September 26, 2006
US Wheat Review on Monday: Down on fund sales, no export business
Wheat futures fell Monday on fund selling, no fresh export business from Iraq and beneficial rains this weekend over the Plains wheat belt, sources said.
Basis December contracts, Chicago Board of Trade fell 5 1/4 cents to US$4.13 3/4, Kansas City Board of Trade fell 10 1/2 cents to US$4.71 and the Minneapolis Grain Exchange fell 7 cents to US$4.54 a bushel.
"We rallied last week on rumors that Iraq would buy U.S. wheat," and prices have fallen since there has been no confirmation of any export business, said Brian Hoops, president and senior market analyst at Midwest Market Solutions in Yanktonne, S.D.
Iraqi Trade Minister Abdul Falah al-Sudani met with U.S. Department of Agriculture Secretary Mike Johanns Monday in Washingtonne, D.C., but said he did not intend to announce an intention to purchase wheat, which disappointed market bulls. The trade minister said he expects "good news" on that front soon, however.
An Iraqi wheat delegation heads to Kansas City Tuesday to tour the KCBT and meet with trade leaders. They will hold a short press conference at 11:30 a.m. CDT. Al-Sudani will not travel to Kansas City with the delegation, however.
Meanwhile, weekly export sales estimates were in line with expectations at 16.701 million bushels, but they were down from last week's 20.865 million. Cumulative sales for 2006-07 are 260.561 million bushels, versus 310.701 million at this time last year.
The central and southern Plains saw rains of 0.40-1.25 inches over the weekend, which continues to recharge soil moisture. Mostly dry weather is seen for Tuesday, with a few light showers possible Wednesday and scattered showers Thursday, Meteorlogix said.
In other news, the U.K.'s 2006 wheat crop is estimated at 14.1 million metric tonnes, up 1.4% from the 13.9 million tonnes harvested last year, the National Farmer's Union said. The increase was due to excellent planting conditions last fall and mostly favorable harvest conditions despite adverse August weather.

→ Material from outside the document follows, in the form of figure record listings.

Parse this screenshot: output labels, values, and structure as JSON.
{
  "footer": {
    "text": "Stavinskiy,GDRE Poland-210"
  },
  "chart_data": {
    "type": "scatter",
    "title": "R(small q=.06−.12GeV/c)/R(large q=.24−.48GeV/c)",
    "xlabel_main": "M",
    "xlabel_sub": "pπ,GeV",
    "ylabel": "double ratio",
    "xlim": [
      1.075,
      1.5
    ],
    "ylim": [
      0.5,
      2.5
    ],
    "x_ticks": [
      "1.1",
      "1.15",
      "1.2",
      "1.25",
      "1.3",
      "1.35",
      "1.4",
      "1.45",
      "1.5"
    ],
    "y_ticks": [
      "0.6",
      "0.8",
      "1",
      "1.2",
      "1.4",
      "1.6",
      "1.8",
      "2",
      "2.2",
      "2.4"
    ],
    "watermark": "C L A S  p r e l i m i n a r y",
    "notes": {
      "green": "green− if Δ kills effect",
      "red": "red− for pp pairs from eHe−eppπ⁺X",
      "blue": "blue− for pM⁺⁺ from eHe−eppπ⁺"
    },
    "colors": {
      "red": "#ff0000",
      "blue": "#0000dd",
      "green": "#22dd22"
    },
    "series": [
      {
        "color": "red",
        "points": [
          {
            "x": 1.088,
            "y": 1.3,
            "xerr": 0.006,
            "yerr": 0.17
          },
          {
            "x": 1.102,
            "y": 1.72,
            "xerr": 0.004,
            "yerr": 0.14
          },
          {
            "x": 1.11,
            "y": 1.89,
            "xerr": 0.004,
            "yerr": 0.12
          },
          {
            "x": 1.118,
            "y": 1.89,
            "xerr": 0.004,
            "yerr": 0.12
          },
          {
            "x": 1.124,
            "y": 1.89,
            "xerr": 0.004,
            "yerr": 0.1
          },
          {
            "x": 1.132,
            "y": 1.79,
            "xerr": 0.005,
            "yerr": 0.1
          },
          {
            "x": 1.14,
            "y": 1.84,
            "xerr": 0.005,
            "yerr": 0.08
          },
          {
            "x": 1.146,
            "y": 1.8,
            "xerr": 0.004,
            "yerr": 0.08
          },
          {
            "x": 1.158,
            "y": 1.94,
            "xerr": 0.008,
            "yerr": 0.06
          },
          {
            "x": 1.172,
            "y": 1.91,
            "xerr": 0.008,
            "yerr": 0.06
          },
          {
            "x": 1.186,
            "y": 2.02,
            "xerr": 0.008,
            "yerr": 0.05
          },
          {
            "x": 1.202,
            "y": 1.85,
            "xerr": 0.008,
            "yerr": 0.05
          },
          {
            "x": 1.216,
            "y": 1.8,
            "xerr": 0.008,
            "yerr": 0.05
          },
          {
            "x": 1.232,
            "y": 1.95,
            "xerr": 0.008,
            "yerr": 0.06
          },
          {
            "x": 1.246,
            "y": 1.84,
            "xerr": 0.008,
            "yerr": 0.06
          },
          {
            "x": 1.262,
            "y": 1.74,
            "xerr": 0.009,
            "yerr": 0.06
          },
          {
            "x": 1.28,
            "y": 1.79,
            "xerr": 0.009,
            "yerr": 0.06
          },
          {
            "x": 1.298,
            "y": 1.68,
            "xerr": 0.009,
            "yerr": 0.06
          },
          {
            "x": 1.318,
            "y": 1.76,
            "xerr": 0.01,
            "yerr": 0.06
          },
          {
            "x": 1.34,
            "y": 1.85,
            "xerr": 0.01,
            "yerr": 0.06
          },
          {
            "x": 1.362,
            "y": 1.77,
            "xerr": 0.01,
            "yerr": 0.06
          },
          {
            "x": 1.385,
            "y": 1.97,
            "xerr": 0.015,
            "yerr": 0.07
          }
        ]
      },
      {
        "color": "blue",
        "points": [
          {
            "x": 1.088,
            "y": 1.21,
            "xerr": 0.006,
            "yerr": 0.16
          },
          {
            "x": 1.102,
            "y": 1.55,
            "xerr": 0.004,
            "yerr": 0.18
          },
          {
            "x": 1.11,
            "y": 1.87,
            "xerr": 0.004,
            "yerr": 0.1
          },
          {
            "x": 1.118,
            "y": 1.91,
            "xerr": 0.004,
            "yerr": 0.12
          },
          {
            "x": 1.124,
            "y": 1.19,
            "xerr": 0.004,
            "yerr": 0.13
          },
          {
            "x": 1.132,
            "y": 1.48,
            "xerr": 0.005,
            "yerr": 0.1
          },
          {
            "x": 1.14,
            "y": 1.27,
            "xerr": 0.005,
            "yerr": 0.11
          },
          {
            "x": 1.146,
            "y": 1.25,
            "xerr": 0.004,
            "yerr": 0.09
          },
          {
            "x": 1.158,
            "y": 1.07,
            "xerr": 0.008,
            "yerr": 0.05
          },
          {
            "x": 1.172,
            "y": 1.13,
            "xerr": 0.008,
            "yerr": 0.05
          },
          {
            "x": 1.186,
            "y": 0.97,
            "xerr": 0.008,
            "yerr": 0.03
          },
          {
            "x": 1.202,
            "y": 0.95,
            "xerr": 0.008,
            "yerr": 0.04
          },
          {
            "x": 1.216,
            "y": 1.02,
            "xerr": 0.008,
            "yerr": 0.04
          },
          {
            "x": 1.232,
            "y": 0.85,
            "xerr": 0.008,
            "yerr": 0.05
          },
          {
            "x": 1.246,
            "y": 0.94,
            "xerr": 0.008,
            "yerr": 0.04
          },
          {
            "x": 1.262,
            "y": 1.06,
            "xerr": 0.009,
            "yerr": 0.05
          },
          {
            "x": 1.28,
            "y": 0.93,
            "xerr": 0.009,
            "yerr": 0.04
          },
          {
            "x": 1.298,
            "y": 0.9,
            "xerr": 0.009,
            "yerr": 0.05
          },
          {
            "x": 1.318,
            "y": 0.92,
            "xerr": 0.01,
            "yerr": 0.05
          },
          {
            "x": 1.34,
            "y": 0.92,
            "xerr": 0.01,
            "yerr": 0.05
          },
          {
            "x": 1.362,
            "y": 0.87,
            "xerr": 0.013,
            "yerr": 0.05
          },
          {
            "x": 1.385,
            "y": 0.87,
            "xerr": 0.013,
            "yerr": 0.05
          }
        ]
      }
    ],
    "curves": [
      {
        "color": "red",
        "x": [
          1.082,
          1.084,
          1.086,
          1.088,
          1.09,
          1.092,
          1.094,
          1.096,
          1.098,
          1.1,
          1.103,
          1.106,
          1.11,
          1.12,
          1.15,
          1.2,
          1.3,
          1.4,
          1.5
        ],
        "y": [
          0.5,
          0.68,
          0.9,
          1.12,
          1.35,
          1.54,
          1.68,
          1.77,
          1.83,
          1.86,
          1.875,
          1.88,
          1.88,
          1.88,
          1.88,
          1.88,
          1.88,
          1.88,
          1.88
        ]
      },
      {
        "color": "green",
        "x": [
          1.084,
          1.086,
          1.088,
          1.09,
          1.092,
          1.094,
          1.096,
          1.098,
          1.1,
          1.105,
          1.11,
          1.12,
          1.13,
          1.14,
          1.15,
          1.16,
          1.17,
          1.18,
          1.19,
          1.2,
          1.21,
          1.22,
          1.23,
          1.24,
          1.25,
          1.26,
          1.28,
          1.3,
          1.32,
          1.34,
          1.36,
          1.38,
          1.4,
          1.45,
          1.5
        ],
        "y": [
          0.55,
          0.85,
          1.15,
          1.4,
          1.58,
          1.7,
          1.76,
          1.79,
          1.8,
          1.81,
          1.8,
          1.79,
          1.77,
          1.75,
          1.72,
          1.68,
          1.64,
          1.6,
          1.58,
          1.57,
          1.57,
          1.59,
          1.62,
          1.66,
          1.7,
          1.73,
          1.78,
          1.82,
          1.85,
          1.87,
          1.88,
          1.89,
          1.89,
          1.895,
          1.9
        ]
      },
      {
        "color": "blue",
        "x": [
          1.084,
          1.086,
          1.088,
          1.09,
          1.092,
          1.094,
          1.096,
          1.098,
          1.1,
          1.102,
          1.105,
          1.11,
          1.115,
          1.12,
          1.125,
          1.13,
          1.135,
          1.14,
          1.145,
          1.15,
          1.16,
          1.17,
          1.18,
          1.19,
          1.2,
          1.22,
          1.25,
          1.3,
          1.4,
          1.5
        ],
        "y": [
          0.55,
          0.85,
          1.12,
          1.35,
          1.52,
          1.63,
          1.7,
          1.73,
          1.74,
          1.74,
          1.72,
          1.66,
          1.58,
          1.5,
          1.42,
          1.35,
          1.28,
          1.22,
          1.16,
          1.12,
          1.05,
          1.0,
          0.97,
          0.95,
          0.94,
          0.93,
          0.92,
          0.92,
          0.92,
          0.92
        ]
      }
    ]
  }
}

Brazil's second-largest wheat producing state, Rio Grande do Sul, lost 22% of its 2006 winter wheat crop to severe frost the first week of September. The loss will likely put Brazil's total wheat crop under 3 million tonnes, compared to an initial estimate of 5 million tonnes at the beginning of the planting season.
Parana state, Brazil's No. 1 producer, also saw crop-damaging cold in the southern half of the state, but no official damage estimate has been made.
Fund sales pressured U.S. wheat futures, with weakness encouraged by speculative-led selling seen across many commodity markets, though a late rally in energies allowed prices to come off their lows.
Funds sold a net 2,500 CBOT wheat contracts as of 1:30 p.m. EDT.
J.P. Morgan sold 700 December, Rand Financial sold 500 December, Rosenthal-Collins sold a net 100 December and Goldenberg-Hehmeyer sold 400 December.
Fimat bought a net 100 December and Citigroup Global Markets bought 200 December.
KANSAS CITY BOARD OF TRADE
KCBT wheat futures led the losses, pressured by spillover weakness from lower corn futures on improving weather conditions in the corn belt.
In addition, slightly better rain chances in Argentina's growing areas may improve that country's crop and added price pressure.
December fell to a five-session low of US$4.69 1/2 and filled a portion of the downside chart gap that runs from US$4.69 1/2 to US$4.68.
In early trade, J.P. Morgan bought 200 December and sold 200 March, while Man Financial, Frontier Futures and Shay Grain each sold 200 December.
MINNEAPOLIS GRAIN EXCHANGE
KCBT wheat futures fell to a four-session low of US$4.51 on the selling pressure and settled near the day's midrange.
Price pressure resulted from lower CBOT and KCBT futures and no word on new export business.
Technically, December found support near the 10-day moving average at US$4.51 and met resistance near the US$4.58 20-day moving average.